Omitting all -f flags stages all changes (including untracked files); reserve that for an intentional
whole-repository commit.
--name: Branch name (only needed for create_pull_request method).
The $SASE_COMMIT_METHOD environment variable is read automatically to determine the dispatch method
(create_commit, create_proposal, or create_pull_request). Do NOT pass --type unless you need to override.
Short aliases are also accepted: commit, propose, pr.
-
Verify clean and pushed — For git repos, sase_git_commit delegates to sase commit, which normally pushes
commits as part of the create_commit workflow. After it exits successfully, run:
git status --short --branch
Do not declare the commit finished while the repo is dirty or ahead of its upstream. If the branch is still ahead of
upstream, run git push. If pushing fails, fix the issue or report the push failure clearly.
Example
sase_git_commit -M commit_message.md -f src/auth.py -f src/login.py
On Merge Conflict
If sase_git_commit exits with code 2 and prints a "merge conflict" message, the local working tree is in a paused
rebase/merge state and the post-commit bookkeeping has been deferred. Do NOT re-run the original sase_git_commit
command — that would attempt to re-stage and re-commit on top of the already-resolved state. Instead, resolve the
conflict and finalize:
- Find conflicted files: Run
git diff --name-only --diff-filter=U.
- Read each file and resolve conflict markers (
<<<<<<<, =======, >>>>>>>):
- Content between
<<<<<<< HEAD and ======= is YOUR version.
- Content between
======= and >>>>>>> <commit> is the INCOMING version.

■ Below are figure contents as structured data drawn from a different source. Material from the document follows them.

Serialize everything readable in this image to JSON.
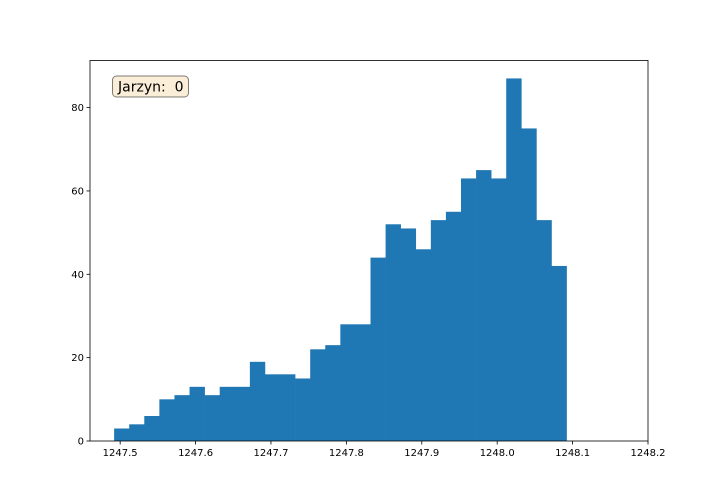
{
  "chart_data": {
    "type": "bar",
    "title": "",
    "xlabel": "",
    "ylabel": "",
    "annotation": "Jarzyn:  0",
    "bar_color": "#1f77b4",
    "annotation_facecolor": "#f5deb3",
    "bins_start": 1247.492,
    "bin_width": 0.02,
    "values": [
      3,
      4,
      6,
      10,
      11,
      13,
      11,
      13,
      13,
      19,
      16,
      16,
      15,
      22,
      23,
      28,
      28,
      44,
      52,
      51,
      46,
      53,
      55,
      63,
      65,
      63,
      87,
      75,
      53,
      42
    ],
    "xlim": [
      1247.46,
      1248.2
    ],
    "ylim": [
      0,
      91.3
    ],
    "xticks": [
      1247.5,
      1247.6,
      1247.7,
      1247.8,
      1247.9,
      1248.0,
      1248.1,
      1248.2
    ],
    "xtick_labels": [
      "1247.5",
      "1247.6",
      "1247.7",
      "1247.8",
      "1247.9",
      "1248.0",
      "1248.1",
      "1248.2"
    ],
    "yticks": [
      0,
      20,
      40,
      60,
      80
    ],
    "ytick_labels": [
      "0",
      "20",
      "40",
      "60",
      "80"
    ],
    "grid": false,
    "legend": "none"
  }
}
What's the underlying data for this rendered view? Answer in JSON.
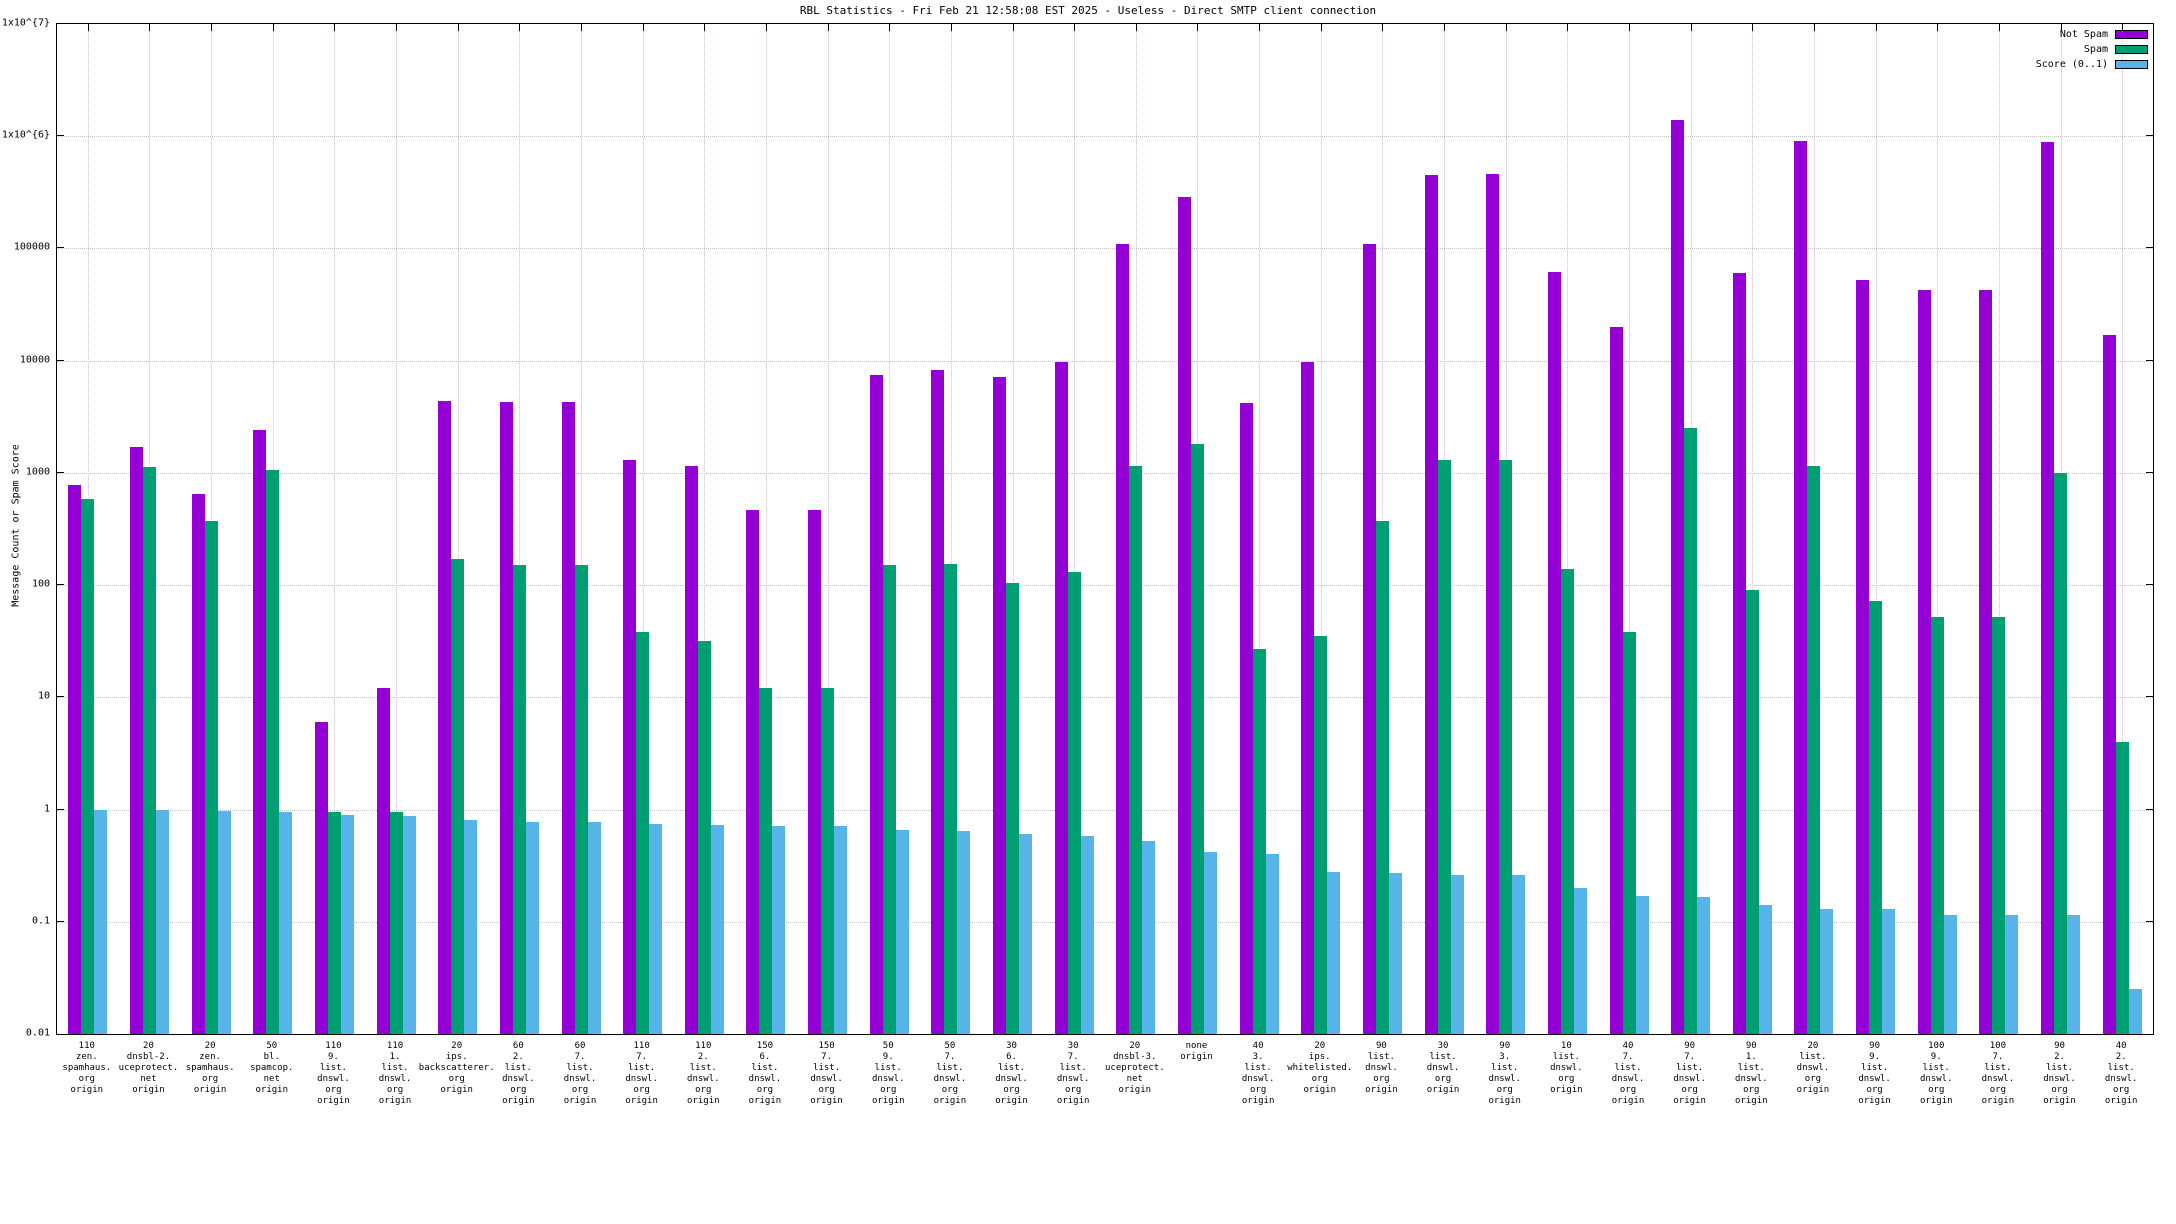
{
  "chart_data": {
    "type": "bar",
    "title": "RBL Statistics - Fri Feb 21 12:58:08 EST 2025 - Useless - Direct SMTP client connection",
    "ylabel": "Message Count or Spam Score",
    "y_scale": "log",
    "ylim": [
      0.01,
      10000000
    ],
    "y_tick_labels": [
      "0.01",
      "0.1",
      "1",
      "10",
      "100",
      "1000",
      "10000",
      "100000",
      "1x10^{6}",
      "1x10^{7}"
    ],
    "grid": true,
    "legend_position": "top-right",
    "categories": [
      "110\nzen.\nspamhaus.\norg\norigin",
      "20\ndnsbl-2.\nuceprotect.\nnet\norigin",
      "20\nzen.\nspamhaus.\norg\norigin",
      "50\nbl.\nspamcop.\nnet\norigin",
      "110\n9.\nlist.\ndnswl.\norg\norigin",
      "110\n1.\nlist.\ndnswl.\norg\norigin",
      "20\nips.\nbackscatterer.\norg\norigin",
      "60\n2.\nlist.\ndnswl.\norg\norigin",
      "60\n7.\nlist.\ndnswl.\norg\norigin",
      "110\n7.\nlist.\ndnswl.\norg\norigin",
      "110\n2.\nlist.\ndnswl.\norg\norigin",
      "150\n6.\nlist.\ndnswl.\norg\norigin",
      "150\n7.\nlist.\ndnswl.\norg\norigin",
      "50\n9.\nlist.\ndnswl.\norg\norigin",
      "50\n7.\nlist.\ndnswl.\norg\norigin",
      "30\n6.\nlist.\ndnswl.\norg\norigin",
      "30\n7.\nlist.\ndnswl.\norg\norigin",
      "20\ndnsbl-3.\nuceprotect.\nnet\norigin",
      "none\norigin",
      "40\n3.\nlist.\ndnswl.\norg\norigin",
      "20\nips.\nwhitelisted.\norg\norigin",
      "90\nlist.\ndnswl.\norg\norigin",
      "30\nlist.\ndnswl.\norg\norigin",
      "90\n3.\nlist.\ndnswl.\norg\norigin",
      "10\nlist.\ndnswl.\norg\norigin",
      "40\n7.\nlist.\ndnswl.\norg\norigin",
      "90\n7.\nlist.\ndnswl.\norg\norigin",
      "90\n1.\nlist.\ndnswl.\norg\norigin",
      "20\nlist.\ndnswl.\norg\norigin",
      "90\n9.\nlist.\ndnswl.\norg\norigin",
      "100\n9.\nlist.\ndnswl.\norg\norigin",
      "100\n7.\nlist.\ndnswl.\norg\norigin",
      "90\n2.\nlist.\ndnswl.\norg\norigin",
      "40\n2.\nlist.\ndnswl.\norg\norigin"
    ],
    "series": [
      {
        "name": "Not Spam",
        "color": "#9400d3",
        "values": [
          780,
          1700,
          650,
          2400,
          6,
          12,
          4400,
          4300,
          4300,
          1300,
          1150,
          470,
          470,
          7500,
          8200,
          7200,
          9800,
          110000,
          290000,
          4200,
          9800,
          110000,
          450000,
          460000,
          62000,
          20000,
          1400000,
          60000,
          900000,
          52000,
          43000,
          43000,
          880000,
          17000
        ]
      },
      {
        "name": "Spam",
        "color": "#009e73",
        "values": [
          580,
          1120,
          370,
          1060,
          0.95,
          0.95,
          170,
          150,
          150,
          38,
          32,
          12,
          12,
          150,
          155,
          105,
          130,
          1150,
          1800,
          27,
          35,
          370,
          1300,
          1300,
          140,
          38,
          2500,
          90,
          1150,
          72,
          52,
          52,
          1000,
          4
        ]
      },
      {
        "name": "Score (0..1)",
        "color": "#56b4e9",
        "values": [
          1.0,
          1.0,
          0.97,
          0.95,
          0.9,
          0.88,
          0.8,
          0.78,
          0.78,
          0.75,
          0.73,
          0.72,
          0.72,
          0.66,
          0.65,
          0.6,
          0.58,
          0.52,
          0.42,
          0.4,
          0.28,
          0.27,
          0.26,
          0.26,
          0.2,
          0.17,
          0.165,
          0.14,
          0.13,
          0.13,
          0.115,
          0.115,
          0.115,
          0.025
        ]
      }
    ]
  }
}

- Prefer the INCOMING version when uncertain — it's the more recent change.
- NEVER leave conflict markers in any file.
- Stage resolved files: Run
git add <file> for each.
- Continue the rebase/merge: Run
git -c core.editor=true rebase --continue (or git merge --continue for a
non-rebase merge). If this produces more conflicts, repeat steps 1–4 until clean.
- Verify the working tree is clean:
git status should show "nothing to commit, working tree clean".
- Finalize the sase commit: Run
sase_git_commit --resume. This replays the post-commit bookkeeping (push,
ChangeSpec row, COMMITS entry, result marker) and exits 0 on success.